Sacramento — A SUBTLE BITE IS followed by a frantic dash toward the far bank, a leap and a shake, another series of runs and more airborne gyrations to lose the hook. My resolve is steady and my line tight. I have no margin for error because time is short to get my steelhead fix. If this beauty gets away, it will be through no fault of mine.
J.D. Richey, who runs his own guide service, invited me for a one-day banzai trip to prove it's possible to catch steelhead in Northern California and make it back to Los Angeles before anyone knows I am gone.
I booked a round-trip flight on Southwest Airlines for $174, though lower rates are sometimes available. Richey charges $295 for a day aboard his 20-foot drift boat, including lunch, making the trip doable for the hard-core angler in need of action after a long, dreary winter.
The adventure begins at 4 a.m. on a Tuesday, when I awake to catch a 6:40 flight at LAX. Robot-like commuter fliers are milling about the terminal, receiving commands via cellphone. I wear shorts and a sweatshirt, carry a daypack and board the plane, wanting only to close my eyes and enjoy visions of steelhead dancing on the end of my line.
The plane lands at 7:55 and Richey meets me with his truck and drift boat in tow. We launch on the American River by 8:30. Tim Reilly, a local resident and veteran angler, joins us after leaving a vehicle at the take-out spot eight miles downstream.
The American River near downtown is not a famed fishery, yet it is flanked by scenic parkland and seems a world removed from civilization. Deer are foraging in nearby meadows. Mallards are nestling in pairs against the banks. Wild turkeys are scurrying up cliffs across the river. The water holds consistent seasonal fishing for salmon, steelhead, striped bass and shad.
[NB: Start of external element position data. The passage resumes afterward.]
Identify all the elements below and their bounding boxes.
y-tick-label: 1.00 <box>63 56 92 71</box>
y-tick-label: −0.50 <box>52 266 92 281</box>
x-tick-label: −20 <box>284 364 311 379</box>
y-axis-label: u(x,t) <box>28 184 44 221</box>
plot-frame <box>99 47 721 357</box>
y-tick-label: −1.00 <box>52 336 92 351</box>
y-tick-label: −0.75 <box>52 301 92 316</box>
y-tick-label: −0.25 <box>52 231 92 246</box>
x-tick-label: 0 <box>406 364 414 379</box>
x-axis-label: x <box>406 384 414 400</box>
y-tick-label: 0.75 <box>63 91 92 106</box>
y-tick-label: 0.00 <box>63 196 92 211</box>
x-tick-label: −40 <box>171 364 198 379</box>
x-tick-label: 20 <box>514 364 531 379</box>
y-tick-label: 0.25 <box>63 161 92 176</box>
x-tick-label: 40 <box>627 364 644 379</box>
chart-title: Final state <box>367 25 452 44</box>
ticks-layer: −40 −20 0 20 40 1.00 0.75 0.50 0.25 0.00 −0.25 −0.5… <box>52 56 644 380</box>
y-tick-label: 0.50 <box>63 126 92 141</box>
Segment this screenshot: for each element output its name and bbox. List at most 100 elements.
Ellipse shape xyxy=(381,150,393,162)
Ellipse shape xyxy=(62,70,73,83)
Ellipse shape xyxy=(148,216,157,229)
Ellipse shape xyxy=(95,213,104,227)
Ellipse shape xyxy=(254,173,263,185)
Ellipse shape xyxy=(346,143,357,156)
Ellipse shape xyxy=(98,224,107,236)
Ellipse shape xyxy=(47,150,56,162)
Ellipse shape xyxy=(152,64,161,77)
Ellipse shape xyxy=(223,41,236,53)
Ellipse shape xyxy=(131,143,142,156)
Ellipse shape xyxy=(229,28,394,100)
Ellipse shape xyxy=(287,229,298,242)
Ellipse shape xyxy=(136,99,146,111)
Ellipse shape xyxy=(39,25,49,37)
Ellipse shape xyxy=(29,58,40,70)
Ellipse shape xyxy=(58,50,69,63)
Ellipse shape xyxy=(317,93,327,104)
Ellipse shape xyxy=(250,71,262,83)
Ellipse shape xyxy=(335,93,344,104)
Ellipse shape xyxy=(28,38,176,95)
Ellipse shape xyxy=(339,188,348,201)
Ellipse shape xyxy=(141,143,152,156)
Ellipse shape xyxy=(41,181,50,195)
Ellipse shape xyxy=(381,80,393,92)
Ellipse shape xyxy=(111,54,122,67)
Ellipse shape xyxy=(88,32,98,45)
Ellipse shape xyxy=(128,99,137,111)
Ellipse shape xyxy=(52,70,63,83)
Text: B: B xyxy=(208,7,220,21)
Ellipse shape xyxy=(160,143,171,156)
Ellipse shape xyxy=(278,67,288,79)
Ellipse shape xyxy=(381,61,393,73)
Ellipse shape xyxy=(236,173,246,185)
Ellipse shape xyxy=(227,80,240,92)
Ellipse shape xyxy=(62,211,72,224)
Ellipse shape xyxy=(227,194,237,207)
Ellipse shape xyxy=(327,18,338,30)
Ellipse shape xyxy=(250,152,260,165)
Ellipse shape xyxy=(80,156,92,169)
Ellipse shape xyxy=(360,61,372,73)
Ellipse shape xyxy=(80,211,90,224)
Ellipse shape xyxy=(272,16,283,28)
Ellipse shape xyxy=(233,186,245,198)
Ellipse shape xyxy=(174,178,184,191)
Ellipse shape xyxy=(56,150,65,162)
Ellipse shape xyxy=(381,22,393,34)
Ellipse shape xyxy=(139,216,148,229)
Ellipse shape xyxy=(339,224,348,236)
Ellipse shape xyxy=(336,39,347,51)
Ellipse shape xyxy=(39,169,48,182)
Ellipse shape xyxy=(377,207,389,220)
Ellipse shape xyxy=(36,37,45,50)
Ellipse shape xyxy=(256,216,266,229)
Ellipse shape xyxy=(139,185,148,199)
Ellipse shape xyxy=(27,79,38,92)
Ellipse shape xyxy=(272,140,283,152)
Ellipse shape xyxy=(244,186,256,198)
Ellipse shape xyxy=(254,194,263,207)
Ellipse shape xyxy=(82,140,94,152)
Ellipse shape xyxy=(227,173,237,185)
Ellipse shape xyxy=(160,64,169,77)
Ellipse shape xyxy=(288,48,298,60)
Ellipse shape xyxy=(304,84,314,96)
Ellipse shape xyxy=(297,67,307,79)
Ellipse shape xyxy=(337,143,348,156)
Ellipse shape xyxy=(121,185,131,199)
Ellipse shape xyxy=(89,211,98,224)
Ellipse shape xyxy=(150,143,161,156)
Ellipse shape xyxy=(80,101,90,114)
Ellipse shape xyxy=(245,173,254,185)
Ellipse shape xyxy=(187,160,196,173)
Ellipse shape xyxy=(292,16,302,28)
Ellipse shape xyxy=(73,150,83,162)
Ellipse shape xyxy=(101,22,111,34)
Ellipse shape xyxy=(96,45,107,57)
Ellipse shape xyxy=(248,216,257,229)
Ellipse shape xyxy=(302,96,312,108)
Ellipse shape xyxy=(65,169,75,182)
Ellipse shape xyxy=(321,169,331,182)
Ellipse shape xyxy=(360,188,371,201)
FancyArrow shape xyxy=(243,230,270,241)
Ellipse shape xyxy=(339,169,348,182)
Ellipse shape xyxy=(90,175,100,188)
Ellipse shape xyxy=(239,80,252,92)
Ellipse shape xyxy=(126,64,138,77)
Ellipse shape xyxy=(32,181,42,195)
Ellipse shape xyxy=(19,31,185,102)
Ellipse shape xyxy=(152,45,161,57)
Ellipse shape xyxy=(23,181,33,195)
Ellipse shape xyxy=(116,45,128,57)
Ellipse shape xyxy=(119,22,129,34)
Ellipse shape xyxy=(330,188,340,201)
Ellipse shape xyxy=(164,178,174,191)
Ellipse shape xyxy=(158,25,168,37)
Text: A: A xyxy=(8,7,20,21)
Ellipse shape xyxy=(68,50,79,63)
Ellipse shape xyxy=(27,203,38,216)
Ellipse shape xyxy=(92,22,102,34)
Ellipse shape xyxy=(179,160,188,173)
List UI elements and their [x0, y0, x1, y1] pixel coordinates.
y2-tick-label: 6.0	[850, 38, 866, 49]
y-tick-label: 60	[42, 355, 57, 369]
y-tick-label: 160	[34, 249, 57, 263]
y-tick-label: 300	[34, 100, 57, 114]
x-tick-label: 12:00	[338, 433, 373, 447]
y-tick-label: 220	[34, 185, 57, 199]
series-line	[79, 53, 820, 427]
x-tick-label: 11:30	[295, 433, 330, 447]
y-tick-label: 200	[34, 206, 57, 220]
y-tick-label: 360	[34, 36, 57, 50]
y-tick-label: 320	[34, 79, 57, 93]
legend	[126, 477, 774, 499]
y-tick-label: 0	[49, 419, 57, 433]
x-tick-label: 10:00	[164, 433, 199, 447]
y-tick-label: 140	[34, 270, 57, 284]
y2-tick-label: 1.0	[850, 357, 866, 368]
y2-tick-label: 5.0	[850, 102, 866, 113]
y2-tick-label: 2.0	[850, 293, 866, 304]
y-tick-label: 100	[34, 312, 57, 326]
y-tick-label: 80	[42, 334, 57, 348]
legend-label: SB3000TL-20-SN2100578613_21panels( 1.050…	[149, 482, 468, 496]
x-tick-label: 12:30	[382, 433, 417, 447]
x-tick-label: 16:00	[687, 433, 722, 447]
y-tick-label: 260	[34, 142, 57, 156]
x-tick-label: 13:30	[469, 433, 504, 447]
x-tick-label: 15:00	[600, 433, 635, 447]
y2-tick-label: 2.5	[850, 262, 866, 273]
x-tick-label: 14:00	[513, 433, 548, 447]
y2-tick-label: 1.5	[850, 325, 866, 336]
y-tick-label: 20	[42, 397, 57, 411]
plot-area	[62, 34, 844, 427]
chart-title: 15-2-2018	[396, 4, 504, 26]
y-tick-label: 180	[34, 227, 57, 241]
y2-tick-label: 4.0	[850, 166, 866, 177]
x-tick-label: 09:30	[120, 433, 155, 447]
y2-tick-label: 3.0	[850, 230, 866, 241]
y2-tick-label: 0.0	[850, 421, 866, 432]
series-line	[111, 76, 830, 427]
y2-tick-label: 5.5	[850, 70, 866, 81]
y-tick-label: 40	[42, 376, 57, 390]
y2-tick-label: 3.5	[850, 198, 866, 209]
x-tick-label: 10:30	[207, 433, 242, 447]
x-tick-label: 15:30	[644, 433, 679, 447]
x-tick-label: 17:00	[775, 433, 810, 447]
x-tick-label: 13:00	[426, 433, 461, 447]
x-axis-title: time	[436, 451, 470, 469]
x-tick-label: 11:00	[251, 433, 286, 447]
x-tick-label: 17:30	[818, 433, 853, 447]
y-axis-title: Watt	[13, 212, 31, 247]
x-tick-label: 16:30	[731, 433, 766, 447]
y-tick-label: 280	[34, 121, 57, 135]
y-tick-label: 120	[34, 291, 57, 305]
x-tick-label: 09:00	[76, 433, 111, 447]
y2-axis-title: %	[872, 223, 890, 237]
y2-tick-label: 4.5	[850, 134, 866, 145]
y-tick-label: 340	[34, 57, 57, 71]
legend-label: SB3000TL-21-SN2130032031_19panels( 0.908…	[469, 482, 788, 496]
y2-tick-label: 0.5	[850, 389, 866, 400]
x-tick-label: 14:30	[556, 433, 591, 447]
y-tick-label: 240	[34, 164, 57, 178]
We are after spring-run steelhead. They're smaller, on average, than the 6- to 10-pound winter-run variety but generally more cooperative. Fish entering the river are either wild or products of a hatchery just upriver at the Nimbus dam. Anglers can keep one hatchery-reared steelhead per day.
Our plan is to release everything, assuming we have that option. Though Richey is an expert at side-drifting, there are no guarantees, and we keep telling ourselves this as two hours pass with only one taker: a small wild steelhead caught by Reilly.